Remake Mulan Live-Action nie będzie musicalem
Remake Mulan Live-Action nie będzie musicalem
Anonim

Obecnie Disney przebija się przez swoją bibliotekę klasycznych filmów animowanych i przerabia je na żywo. Zaczęło się od twórczej zmiany w Sleeping Beauty i skupieniu się na Angelinie Jolie w Maleficent. Studio przeniosło się następnie do Cinderella i odniosło w tym wielki sukces, umożliwiając im i Jonowi Favreau stworzenie "na żywo" wersji Księgi dżungli z przełomowymi efektami wizualnymi. W ten weekend wydali także wersję na żywo Beauty and the Beast, która jest na dobrej drodze do wspaniałego weekendu otwarcia.

Kolejnym krokiem dla Disneya jest wprowadzenie nowego ujęcia Mulan na duży ekran. Z wcześniej ogłoszoną datą premiery w 2018 roku i teraz Niki Caro jako reżyserem dołączonym do filmu, Disney przechodzi do ostatnich etapów przedprodukcji. Chociaż początkowo pojawiły się obawy dotyczące bielenia, z pewnością tak nie będzie w tym przypadku. Ponieważ jest to również uwielbiany animowany klasyk, fani byli ciekawi, co pozostanie, a co nie pozostanie takie samo. Najwyraźniej jedną ze zmian, które wprowadzają, jest wyeliminowanie muzyki.

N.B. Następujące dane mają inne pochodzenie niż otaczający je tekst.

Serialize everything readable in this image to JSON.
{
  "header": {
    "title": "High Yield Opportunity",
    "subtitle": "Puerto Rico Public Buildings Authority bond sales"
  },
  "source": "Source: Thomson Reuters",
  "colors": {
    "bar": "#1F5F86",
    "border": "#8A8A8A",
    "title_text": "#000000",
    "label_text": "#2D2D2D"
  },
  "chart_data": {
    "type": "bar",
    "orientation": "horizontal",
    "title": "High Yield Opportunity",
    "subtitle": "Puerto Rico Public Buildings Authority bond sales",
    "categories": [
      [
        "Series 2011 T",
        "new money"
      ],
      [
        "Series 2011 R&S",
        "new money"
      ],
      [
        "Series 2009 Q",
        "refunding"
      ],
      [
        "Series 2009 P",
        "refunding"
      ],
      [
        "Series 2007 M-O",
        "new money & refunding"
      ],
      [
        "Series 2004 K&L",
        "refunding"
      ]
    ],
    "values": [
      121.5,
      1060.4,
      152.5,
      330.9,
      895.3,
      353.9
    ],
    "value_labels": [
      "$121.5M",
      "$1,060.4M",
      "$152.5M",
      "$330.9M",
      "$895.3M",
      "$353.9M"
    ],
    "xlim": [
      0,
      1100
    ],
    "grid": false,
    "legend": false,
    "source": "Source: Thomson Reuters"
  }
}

Caro rozmawiała z Moviefone o swojej wizji Mulan podczas promowania jej nadchodzącego filmu Żona Zookeepera. Po stwierdzeniu, że będzie to „wielka, dziewczęca epopeja sztuk walki”, Caro została zapytana o obecność, a raczej jej brak, jaką będzie miała muzyka, co wykorzystała jako okazję do potwierdzenia ich obecnych planów na brak piosenek:

„Tak, z tego, co rozumiem, w tej chwili żadnych piosenek, ku przerażeniu moich dzieci”.

Dla fanów oryginalnej wersji będzie to niewątpliwie rozczarowująca wiadomość. Mulan zawiera wiele rozpoznawalnych piosenek, które mają miejsce w całym filmie. Przy „Honorze dla nas wszystkich”, „Refleksji”, „Zrobię z ciebie mężczyznę”, „Dziewczyna, o którą warto walczyć” i nie tylko, była z pewnością nadzieja, że ​​zostaną one w jakiś sposób włączone.

Jak dotąd Disney podjął kilka różnych podejść do włączania utworów z oryginału do wersji na żywo. Księga dżungli oszczędnie wykorzystywała „Bear Necessities”, ale w przypadku Beauty and the Beast objęli wszystkie oryginalne piosenki, a także stworzyli nowe do wersji na żywo. Ta ostatnia najwyraźniej nie jest drogą, którą podążają z Mulan, ale nadal możliwe jest, że mogliby dopasować motywy niektórych oryginalnych numerów do filmu jako subtelny ukłon w stronę animacji.

Istnieje również możliwość, że Disney i Caro zmienią melodię w nadchodzących miesiącach i w końcu znajdą sposób na włączenie piosenek do filmu. Jest jeszcze wcześnie, więc plany te nie są utrwalone, ale byłoby też dla nich pewnym zaskoczeniem zmiana podejścia w tym momencie.